Blue Dot is one of the most requested and exciting features of indoor maps and wayfinding. It helps users locate themselves on the map in an instant. With our Mappedin SDK, it only takes a few lines of code to enable and draw the Blue Dot on the map.
Fingerprinting the venue for indoor positioning and quality control of the positioning accuracy require physical presence at the venue. To develop Blue Dot-enabled applications, you’ll need to test them in various ways. Many test cases and prototyping can be done remotely if representative test data is available. While in-person walks to perform testing in a venue has its benefits, it may not be the most practical and using test data provides repeatable and possibly automated test cases for your application.
At Mappedin, we organize quarterly hackathons where developers spend a few days to build interesting demos. One of these interesting demos was a project Ben Liu (Staff Software Developer, Team Lead) and I created for generating fake Blue Dot traces for testing purposes.
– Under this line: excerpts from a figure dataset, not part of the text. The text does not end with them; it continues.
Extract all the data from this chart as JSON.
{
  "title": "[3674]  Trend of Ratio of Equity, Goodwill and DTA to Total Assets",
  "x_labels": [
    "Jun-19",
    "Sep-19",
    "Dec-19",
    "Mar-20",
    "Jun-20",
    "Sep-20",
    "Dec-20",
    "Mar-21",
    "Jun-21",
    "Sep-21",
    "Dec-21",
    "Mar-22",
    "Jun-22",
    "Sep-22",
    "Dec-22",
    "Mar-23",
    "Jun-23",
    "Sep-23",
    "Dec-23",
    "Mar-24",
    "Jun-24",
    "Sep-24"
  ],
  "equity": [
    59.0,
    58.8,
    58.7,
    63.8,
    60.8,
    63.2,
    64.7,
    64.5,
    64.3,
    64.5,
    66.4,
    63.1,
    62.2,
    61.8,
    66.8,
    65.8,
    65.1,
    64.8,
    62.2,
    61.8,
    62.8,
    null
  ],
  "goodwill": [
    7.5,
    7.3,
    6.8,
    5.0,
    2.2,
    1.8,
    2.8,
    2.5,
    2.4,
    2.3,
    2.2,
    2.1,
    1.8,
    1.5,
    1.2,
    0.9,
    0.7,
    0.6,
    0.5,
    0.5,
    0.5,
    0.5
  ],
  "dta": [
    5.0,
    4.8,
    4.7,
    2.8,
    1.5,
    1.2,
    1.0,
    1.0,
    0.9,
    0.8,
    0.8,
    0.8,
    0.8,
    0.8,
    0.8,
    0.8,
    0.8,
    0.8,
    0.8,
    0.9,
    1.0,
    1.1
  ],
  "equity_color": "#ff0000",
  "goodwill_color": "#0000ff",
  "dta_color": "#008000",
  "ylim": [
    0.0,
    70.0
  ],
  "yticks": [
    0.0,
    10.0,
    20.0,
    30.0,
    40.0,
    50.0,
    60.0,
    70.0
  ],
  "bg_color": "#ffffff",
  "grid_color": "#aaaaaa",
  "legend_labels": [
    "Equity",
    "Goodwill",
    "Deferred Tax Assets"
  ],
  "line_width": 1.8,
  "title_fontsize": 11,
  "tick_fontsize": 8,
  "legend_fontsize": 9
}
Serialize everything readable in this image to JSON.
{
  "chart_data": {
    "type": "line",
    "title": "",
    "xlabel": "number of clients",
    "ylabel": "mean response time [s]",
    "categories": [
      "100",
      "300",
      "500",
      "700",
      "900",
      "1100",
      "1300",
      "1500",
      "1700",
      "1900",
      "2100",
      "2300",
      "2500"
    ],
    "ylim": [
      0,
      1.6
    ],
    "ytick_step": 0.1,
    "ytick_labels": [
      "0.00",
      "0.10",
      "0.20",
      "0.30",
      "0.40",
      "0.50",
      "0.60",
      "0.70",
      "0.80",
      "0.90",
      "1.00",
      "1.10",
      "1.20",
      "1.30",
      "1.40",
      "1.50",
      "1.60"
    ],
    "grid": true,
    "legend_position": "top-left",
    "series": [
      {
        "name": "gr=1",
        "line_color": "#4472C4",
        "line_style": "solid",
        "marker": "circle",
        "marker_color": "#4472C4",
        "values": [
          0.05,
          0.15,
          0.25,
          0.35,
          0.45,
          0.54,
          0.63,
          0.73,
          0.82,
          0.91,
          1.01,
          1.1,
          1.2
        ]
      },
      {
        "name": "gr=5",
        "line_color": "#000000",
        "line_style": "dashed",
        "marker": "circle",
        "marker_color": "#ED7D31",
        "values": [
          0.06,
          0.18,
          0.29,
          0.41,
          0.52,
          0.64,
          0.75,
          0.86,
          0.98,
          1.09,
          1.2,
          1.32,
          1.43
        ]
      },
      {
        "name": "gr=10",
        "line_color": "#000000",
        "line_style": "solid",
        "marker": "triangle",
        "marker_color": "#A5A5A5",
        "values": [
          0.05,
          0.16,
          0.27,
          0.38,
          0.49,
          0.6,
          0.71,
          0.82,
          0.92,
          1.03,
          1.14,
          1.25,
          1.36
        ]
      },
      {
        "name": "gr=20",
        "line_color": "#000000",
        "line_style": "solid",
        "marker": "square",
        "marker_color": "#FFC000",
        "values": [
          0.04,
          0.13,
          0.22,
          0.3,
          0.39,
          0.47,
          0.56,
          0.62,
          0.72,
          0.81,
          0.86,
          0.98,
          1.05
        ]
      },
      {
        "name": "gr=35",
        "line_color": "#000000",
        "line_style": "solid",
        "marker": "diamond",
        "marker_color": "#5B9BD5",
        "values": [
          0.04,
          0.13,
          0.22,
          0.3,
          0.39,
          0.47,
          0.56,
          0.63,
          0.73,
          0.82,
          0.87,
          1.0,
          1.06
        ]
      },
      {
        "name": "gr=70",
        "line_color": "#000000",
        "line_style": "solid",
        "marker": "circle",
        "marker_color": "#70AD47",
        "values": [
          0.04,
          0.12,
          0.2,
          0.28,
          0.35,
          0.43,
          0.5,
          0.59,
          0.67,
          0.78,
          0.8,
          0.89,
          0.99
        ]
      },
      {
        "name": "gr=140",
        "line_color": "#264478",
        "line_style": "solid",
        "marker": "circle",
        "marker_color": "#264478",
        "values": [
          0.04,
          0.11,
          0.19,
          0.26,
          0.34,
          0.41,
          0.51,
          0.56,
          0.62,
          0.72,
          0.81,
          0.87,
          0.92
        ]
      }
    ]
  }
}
During the latest Hackedin, I moved it to a CodeSandbox, so that anyone can take advantage of easy test data generation. The source code and the application are available at https://codesandbox.io/s/bluedot-data-faker-krwxqy.
To open the application in full page view, visit: https://krwxqy.csb.app/
To start generating data, click on locations and set them as start and destination positions. Click Generate to see a route calculated using the paths in Mappedin’s data and the Blue Dot walking along that path. To generate some noise in the data, it’s possible to have the Blue Dot randomly miss the exact path by increasing the jitter value. You can also adjust the accuracy value, which will display the transparent inaccuracy indicator underneath the Blue Dot.
The output is a JSON array of geolocations, following the style of GeolocationPosition Web API.
While this example shows our Mappedin Demo Mall, you can easily change the venue slug, client id, and client secret values to generate data for your own venue. You can download the generated positions in JSON format. To test the data in your application, you could use a similar Blue Dot PositionUpdater to what’s demonstrated by the data generator to play back the “recording”.
In a follow-up blog post, I’ll dive more into a CodeSandbox for visualizing positions, including some additional samples for our Mappedin Web App as well as mobile apps.